Gremiales | 09 de marzo
Metalúrgicas pymes se diferencian de la UIA y respaldan una mayor apertura económica
En medio del debate sobre el futuro de la industria en la Argentina, la Cámara de la Pequeña y Mediana Industria Metalúrgica Argentina (Camima) volvió a marcar diferencias con la conducción de la Unión Industrial Argentina (UIA) y expresó su respaldo a una agenda de mayor competitividad y apertura económica.
El posicionamiento de la entidad metalúrgica se distancia del tono crítico que viene sosteniendo parte del establishment industrial frente a las políticas económicas del Gobierno. En cambio, Camima se alineó con el enfoque impulsado por el ministro de Desregulación y Transformación del Estado, Federico Sturzenegger , al señalar que las pymes del sector están dispuestas a adaptarse a un escenario de mayor competencia, aunque reclamaron la corrección de distorsiones que afectan su estructura de costos.
Un nuevo frente interno en la industria
La postura también marca un contrapunto con la conducción de la UIA encabezada por Martín Rappallini , que en las últimas semanas advirtió sobre el impacto de la apertura económica en la producción local y el deterioro del entramado industrial.
El presidente de Camima, José Luis Ammaturo , quien además integra la Junta Directiva de la UIA, sostuvo que el sector metalúrgico pyme tiene una larga trayectoria de adaptación frente a distintos contextos económicos.
"El sector metalúrgico pyme demostró históricamente su capacidad de adaptación frente a distintos contextos macroeconómicos. Siempre con el objetivo de ofrecer productos competitivos y de calidad", afirmó el dirigente.
Antecedentes en el debate por la reforma laboral
La diferencia de criterios no es nueva dentro del sector industrial. Durante la discusión por la reforma laboral, Camima ya había tomado distancia de la postura más cautelosa de la UIA y se pronunció públicamente a favor de avanzar con cambios en el régimen laboral.
En ese momento, la entidad coincidió con la Asociación de Fábricas Argentinas de Componentes (AFAC) y con el enfoque del Gobierno, que buscaba introducir modificaciones para reducir los costos laborales y mejorar la competitividad del sistema productivo.

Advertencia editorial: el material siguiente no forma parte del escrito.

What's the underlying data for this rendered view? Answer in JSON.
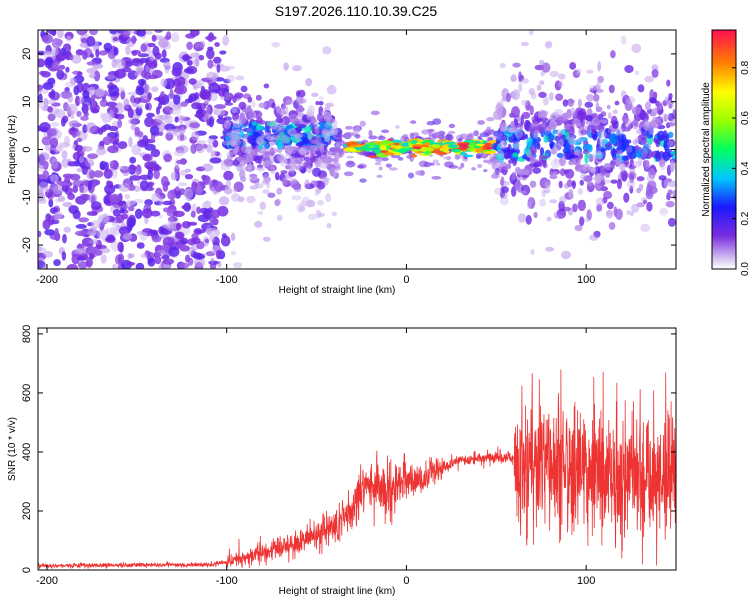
{
  "figure_title": "S197.2026.110.10.39.C25",
  "chart_data": [
    {
      "type": "heatmap",
      "name": "spectrogram",
      "xlabel": "Height of straight line (km)",
      "ylabel": "Frequency (Hz)",
      "xlim": [
        -205,
        150
      ],
      "ylim": [
        -25,
        25
      ],
      "xticks": [
        -200,
        -100,
        0,
        100
      ],
      "yticks": [
        -20,
        -10,
        0,
        10,
        20
      ],
      "colorbar": {
        "label": "Normalized spectral amplitude",
        "range": [
          0.0,
          0.95
        ],
        "ticks": [
          0.0,
          0.2,
          0.4,
          0.6,
          0.8
        ]
      },
      "description_regions": [
        {
          "x_from": -205,
          "x_to": -100,
          "character": "diffuse broadband noise, low amplitude"
        },
        {
          "x_from": -100,
          "x_to": -40,
          "character": "band centered ~3 Hz, moderate amplitude"
        },
        {
          "x_from": -40,
          "x_to": 50,
          "character": "narrow band at ~0.5 Hz, high amplitude"
        },
        {
          "x_from": 50,
          "x_to": 150,
          "character": "broadened band, moderate amplitude"
        }
      ]
    },
    {
      "type": "line",
      "name": "snr",
      "xlabel": "Height of straight line (km)",
      "ylabel": "SNR (10 * v/v)",
      "xlim": [
        -205,
        150
      ],
      "ylim": [
        0,
        820
      ],
      "xticks": [
        -200,
        -100,
        0,
        100
      ],
      "yticks": [
        0,
        200,
        400,
        600,
        800
      ],
      "color": "#ee3333",
      "profile": [
        {
          "x": -205,
          "y": 15
        },
        {
          "x": -110,
          "y": 18
        },
        {
          "x": -100,
          "y": 25
        },
        {
          "x": -90,
          "y": 40
        },
        {
          "x": -80,
          "y": 60
        },
        {
          "x": -70,
          "y": 75
        },
        {
          "x": -60,
          "y": 95
        },
        {
          "x": -50,
          "y": 120
        },
        {
          "x": -40,
          "y": 150
        },
        {
          "x": -30,
          "y": 200
        },
        {
          "x": -25,
          "y": 260
        },
        {
          "x": -20,
          "y": 290
        },
        {
          "x": -10,
          "y": 260
        },
        {
          "x": 0,
          "y": 310
        },
        {
          "x": 10,
          "y": 300
        },
        {
          "x": 15,
          "y": 330
        },
        {
          "x": 25,
          "y": 360
        },
        {
          "x": 35,
          "y": 375
        },
        {
          "x": 50,
          "y": 380
        },
        {
          "x": 60,
          "y": 380
        },
        {
          "x": 65,
          "y": 370
        },
        {
          "x": 100,
          "y": 330
        },
        {
          "x": 150,
          "y": 330
        }
      ]
    }
  ]
}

Competitividad y costos productivos
Desde la cámara metalúrgica remarcaron que las pymes industriales operan en un contexto de fuerte competencia y que su dinámica está lejos de cualquier lógica de concentración económica.
"La pyme metalúrgica nunca fue ni será monopólica. La competitividad forma parte de su naturaleza y es lo que le permite sostenerse en mercados cada vez más exigentes", señaló desde la entidad.
No obstante, Ammaturo advirtió que el sector todavía enfrenta una elevada carga impositiva y laboral , lo que impacta directamente en los costos de producción y limita la competitividad de la industria local.
Adaptación a un nuevo escenario económico
Desde Camima explicaron que el sector atraviesa un proceso de adaptación a un contexto macroeconómico diferente, caracterizado por mayor estabilidad y una agenda de apertura comercial que exige mejoras de eficiencia productiva.
La entidad recordó además que las pymes metalúrgicas participan en Múltiples cadenas de valor industriales, desde la fabricación de bienes de capital hasta el abastecimiento de insumos para diferentes ramas manufactureras.
“Las pymes metalúrgicas están plenamente comprometidas con adecuarse a una economía más estable y abierta”, afirmó Ammaturo, aunque subrayó que la corrección de desequilibrios impositivos y laborales será clave para que el sector pueda integrarse de manera más eficiente en el nuevo esquema económico.
En ese marco, la cámara sostuvo que el desafío consiste en combinar estabilidad macroeconómica, apertura y competitividad , sin perder de vista el rol estratégico que la industria tiene en el desarrollo productivo y la generación de empleo en el país.